Страница 12 из 16
Тут Вернер остановился, словно запнулся, сорвался на самой высокой ноте. На его лице обозначилась наконец улыбка, но Ева не обрадовалась знакомым ироническим морщинкам у его губ. Наоборот, неизвестно почему сжалось сердце…
– Я не жалею, что высказал свои чувства, – помолчав, сказал он. – Знаете, я заключил своего рода пари с самим собой. – Кажется, Вернер вполне овладел собою и говорил уже почти обычным своим тоном. – Сказал себе: я так хорошо знаю ее лицо, хотя мы совсем недолго знакомы, как странно узнать, почувствовать лицо женщины так быстро… Значит, я сразу пойму ее чувства, после первых же моих слов. И я их понял. По вашему лицу промелькнуло только смятение, Ева, одно только смятение. Я и прежде видел его промельки, но они сменялись то интересом ко мне, то улыбкой, почти веселой. А сейчас, после моего ненужного признания, – только смятение… Поэтому я прошу извинить меня и не требую ответа.
Он быстро наклонил голову, словно простился. Ева молчала. Оба они стояли в молчании посреди светлой комнаты. О чем было теперь говорить – о картинах, о красивом городе Вене?

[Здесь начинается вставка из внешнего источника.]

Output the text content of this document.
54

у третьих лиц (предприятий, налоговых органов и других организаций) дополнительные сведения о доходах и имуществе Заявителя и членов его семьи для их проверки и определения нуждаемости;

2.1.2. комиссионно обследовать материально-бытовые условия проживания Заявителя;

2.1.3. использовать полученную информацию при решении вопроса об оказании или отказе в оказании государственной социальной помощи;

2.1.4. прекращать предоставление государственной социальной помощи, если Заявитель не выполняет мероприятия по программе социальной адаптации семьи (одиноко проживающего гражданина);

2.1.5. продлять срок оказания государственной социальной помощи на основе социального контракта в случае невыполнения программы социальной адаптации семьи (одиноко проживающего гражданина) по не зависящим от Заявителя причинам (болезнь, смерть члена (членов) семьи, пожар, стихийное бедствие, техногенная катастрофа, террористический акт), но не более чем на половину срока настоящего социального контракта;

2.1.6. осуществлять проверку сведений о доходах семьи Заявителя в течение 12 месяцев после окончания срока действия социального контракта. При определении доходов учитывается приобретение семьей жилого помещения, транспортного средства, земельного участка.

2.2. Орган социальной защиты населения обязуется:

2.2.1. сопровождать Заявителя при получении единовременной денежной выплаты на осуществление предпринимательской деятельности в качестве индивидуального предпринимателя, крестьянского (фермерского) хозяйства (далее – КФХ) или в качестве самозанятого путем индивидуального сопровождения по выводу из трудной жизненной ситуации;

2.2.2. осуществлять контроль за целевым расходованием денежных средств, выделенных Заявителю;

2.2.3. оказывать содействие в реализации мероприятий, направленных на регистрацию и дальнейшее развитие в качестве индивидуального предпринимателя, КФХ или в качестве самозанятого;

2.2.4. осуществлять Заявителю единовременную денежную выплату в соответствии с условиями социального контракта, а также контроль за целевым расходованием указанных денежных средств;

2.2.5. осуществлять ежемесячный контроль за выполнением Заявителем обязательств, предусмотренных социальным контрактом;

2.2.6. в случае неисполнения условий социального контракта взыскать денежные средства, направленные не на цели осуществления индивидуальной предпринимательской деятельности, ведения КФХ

Ева с детства знала, что ее аналитическое мышление оставляет желать лучшего. То есть, можно сказать, оно совсем у нее отсутствует. Математичка Галочка Фомина, школьная ее подружка, с которой потом вместе пришли на работу в свою же гимназию, не раз удивлялась:
– И как ты только, Евка, детей учишь? Конечно, литература – не математика, но все равно же на одних эмоциях далеко не уедешь!
А Ева и не считала себя образцовой учительницей. Дети любили ее – может быть, с беззлобной насмешкой, но любили, – а ей нравилось преподавать им литературу, только и всего.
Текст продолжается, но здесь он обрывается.